Szef polskiej dyplomacji Grzegorz Schetyna oświadczył, że wzbudzająca kontrowersje kwestia dostaw broni dla Ukrainy jest "wielkim wyzwaniem", które pozostanie także w przyszłości przedmiotem dyskusji.
Minister podkreślił, że nie można wykluczyć kwestii dozbrajania Ukrainy przez Warszawę. - Nie można powiedzieć dzisiaj, że nie będziemy dostarczać broni na Ukrainę, bo nie wiemy, jak będzie eskalować sytuacja - oświadczył Schetyna.
- Uważam, że to jest temat do poważnej debaty. Nie powiedziałbym dzisiaj, że ta sprawa jest zamknięta, że jesteśmy gotowi powiedzieć nie, że nie możemy dozbrajać w broń defensywną Ukraińców - mówił Schetyna.

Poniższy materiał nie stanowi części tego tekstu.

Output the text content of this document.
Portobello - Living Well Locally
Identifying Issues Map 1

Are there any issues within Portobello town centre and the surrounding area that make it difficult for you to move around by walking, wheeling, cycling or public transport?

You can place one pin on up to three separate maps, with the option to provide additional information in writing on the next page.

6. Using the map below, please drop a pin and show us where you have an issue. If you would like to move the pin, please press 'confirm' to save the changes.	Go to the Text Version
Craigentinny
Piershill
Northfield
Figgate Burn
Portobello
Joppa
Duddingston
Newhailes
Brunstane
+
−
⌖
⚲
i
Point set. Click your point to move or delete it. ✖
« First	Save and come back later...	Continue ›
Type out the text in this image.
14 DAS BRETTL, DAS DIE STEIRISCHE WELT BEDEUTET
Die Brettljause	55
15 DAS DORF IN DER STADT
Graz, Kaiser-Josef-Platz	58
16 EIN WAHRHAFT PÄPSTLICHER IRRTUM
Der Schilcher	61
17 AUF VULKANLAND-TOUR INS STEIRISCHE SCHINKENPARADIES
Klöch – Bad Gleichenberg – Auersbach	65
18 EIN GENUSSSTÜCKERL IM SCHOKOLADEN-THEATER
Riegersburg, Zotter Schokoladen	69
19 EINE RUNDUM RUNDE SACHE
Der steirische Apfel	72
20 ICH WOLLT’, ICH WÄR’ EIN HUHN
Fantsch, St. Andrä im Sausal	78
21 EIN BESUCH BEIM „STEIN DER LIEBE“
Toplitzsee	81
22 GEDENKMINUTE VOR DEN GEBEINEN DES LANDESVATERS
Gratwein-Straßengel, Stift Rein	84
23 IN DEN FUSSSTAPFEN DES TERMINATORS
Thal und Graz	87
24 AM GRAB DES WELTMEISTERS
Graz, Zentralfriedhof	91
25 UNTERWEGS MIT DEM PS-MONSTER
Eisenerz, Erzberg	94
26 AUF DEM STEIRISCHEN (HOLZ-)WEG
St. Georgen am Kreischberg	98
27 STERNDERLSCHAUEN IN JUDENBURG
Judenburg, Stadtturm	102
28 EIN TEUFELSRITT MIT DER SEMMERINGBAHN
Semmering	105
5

Im więcej będzie ofiar, tym częściej będziemy pytani, "czy można pozwolić umierać Ukraińcom, czy może jednak trzeba pomóc im się bronić" – mówił także w Monachium szef polskiej dyplomacji. - Na Ukrainie trwa wojna i giną ludzie. Obowiązkiem wolnego świata: Unii Europejskiej i USA jest pomoc, wsparcie dla tych, do których się strzela i którzy giną dzisiaj w Donbasie – podkreślił Schetyna.
"Bardzo trudna i będzie trwała" inicjatywa
- Każda misja, w której uczestniczą państwa UE, też te największe jak Francja i Niemcy, musi mieć wsparcie całej UE - powiedział Schetyna. - To oczywiste i tak się dzieje także w tej misji - dodał. W jego ocenie niemiecko-francuska inicjatywa jest "bardzo trudna i będzie trwała". Nie wierzę, że jutro czy dziś wieczorem uda się ustalić jakieś porozumienie. Przed nami dużo pracy - powiedział szef polskiego MSZ.
Schetyna zdystansował się od wypowiedzi amerykańskiego senatora Johna McCaina, który porównał politykę kanclerz Angeli Merkel wobec Rosji w kryzysie ukraińskim do ugodowej polityki Zachodu wobec Adolfa Hitlera w latach 30. - To bardzo ostra i twarda wypowiedź - ocenił polski polityk.
Powiedział, że woli przywoływać "świetne" wystąpienie wiceprezydenta Joe Bidena, który poparł najnowszą inicjatywę pokojową Merkel i prezydenta Francji Francois Hollande'a.